The HPDS2 Procedure

Parallel Execution of DS2 Code

An important characteristic of multithreaded or distributed applications is that they might produce nondeterministic or unpredictable results. The exact behavior of a DS2 program running in parallel on the grid is influenced by a number of factors, including the pattern of data distribution that is used, the execution mode that is chosen, the number of compute nodes and threads that are used, and so on. The HPDS2 procedure does not examine whether the DS2 code that is submitted produces meaningful and reproducible results. It simply executes the DS2 code that is provided on each of the units of work, whether these are multiple threads on a single machine or multiple threads on separate grid nodes. Each instance of the DS2 program operates on a subset of the data. The results that are produced by each unit of work are then gathered, without further aggregation, into the output data set.
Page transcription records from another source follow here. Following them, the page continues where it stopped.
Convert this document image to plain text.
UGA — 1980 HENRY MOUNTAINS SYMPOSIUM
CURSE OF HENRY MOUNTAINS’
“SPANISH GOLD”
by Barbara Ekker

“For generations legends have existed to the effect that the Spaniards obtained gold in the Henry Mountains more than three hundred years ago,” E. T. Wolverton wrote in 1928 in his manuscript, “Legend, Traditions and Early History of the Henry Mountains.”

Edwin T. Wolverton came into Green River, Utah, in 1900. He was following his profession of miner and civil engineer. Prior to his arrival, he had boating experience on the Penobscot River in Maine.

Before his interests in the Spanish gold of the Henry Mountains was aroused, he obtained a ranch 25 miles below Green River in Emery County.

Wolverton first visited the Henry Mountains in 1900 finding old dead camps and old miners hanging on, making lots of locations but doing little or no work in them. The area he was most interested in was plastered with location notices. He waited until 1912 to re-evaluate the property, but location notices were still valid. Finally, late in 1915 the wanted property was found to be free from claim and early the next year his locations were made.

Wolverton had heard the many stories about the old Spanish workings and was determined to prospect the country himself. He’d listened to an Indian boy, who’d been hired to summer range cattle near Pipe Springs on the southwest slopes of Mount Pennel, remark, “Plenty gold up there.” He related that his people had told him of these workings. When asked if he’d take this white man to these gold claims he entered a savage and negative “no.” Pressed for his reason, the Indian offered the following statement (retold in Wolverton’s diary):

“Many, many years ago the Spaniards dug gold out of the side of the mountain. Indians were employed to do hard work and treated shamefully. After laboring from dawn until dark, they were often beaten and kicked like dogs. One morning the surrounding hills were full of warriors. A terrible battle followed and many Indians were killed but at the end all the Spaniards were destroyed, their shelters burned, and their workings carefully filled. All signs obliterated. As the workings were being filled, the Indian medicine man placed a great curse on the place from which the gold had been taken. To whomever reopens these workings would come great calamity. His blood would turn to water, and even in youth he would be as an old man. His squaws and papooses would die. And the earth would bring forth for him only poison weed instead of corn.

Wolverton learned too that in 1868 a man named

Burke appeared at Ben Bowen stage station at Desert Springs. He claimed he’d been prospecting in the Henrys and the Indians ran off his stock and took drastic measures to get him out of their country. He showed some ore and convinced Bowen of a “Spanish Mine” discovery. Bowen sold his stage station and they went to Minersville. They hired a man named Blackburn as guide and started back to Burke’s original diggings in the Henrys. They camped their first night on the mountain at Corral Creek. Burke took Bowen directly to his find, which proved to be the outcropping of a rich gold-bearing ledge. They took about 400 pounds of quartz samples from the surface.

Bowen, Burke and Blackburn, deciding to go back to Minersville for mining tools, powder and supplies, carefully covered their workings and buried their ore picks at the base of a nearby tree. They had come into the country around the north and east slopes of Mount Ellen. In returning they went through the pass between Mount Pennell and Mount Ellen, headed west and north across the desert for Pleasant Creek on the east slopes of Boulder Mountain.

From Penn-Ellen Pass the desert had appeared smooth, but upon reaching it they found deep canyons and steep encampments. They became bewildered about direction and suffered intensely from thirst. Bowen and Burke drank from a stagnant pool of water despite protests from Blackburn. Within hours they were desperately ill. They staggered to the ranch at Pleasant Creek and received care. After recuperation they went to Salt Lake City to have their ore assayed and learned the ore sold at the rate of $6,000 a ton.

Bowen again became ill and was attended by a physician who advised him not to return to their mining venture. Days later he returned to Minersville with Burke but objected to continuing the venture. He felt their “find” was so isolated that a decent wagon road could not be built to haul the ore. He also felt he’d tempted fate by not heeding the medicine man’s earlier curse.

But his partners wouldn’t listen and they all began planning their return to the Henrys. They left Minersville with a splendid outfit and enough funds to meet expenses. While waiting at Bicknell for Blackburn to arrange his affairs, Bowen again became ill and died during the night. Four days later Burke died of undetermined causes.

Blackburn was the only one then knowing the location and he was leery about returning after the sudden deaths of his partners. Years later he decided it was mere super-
Because the DS2 code instances are executed in parallel, consideration must be given to the DS2 language elements that are included in the DS2 code block of an HPDS2 procedure. Not all DS2 language elements can be meaningfully used in multithreaded or distributed applications. For example, lagging or retaining of variables can imply ordering of observations. A deterministic order of observations does not exist in distributed applications, and enforcing data order might have a negative impact on performance.

Optimal performance is achieved when the input data are stored in the distributed database and the grid host is the appliance that houses the data. With the data distributed in this manner, the different instances of the DS2 code running on the grid nodes can read the input data and write the output data in parallel from the local database management system (DBMS).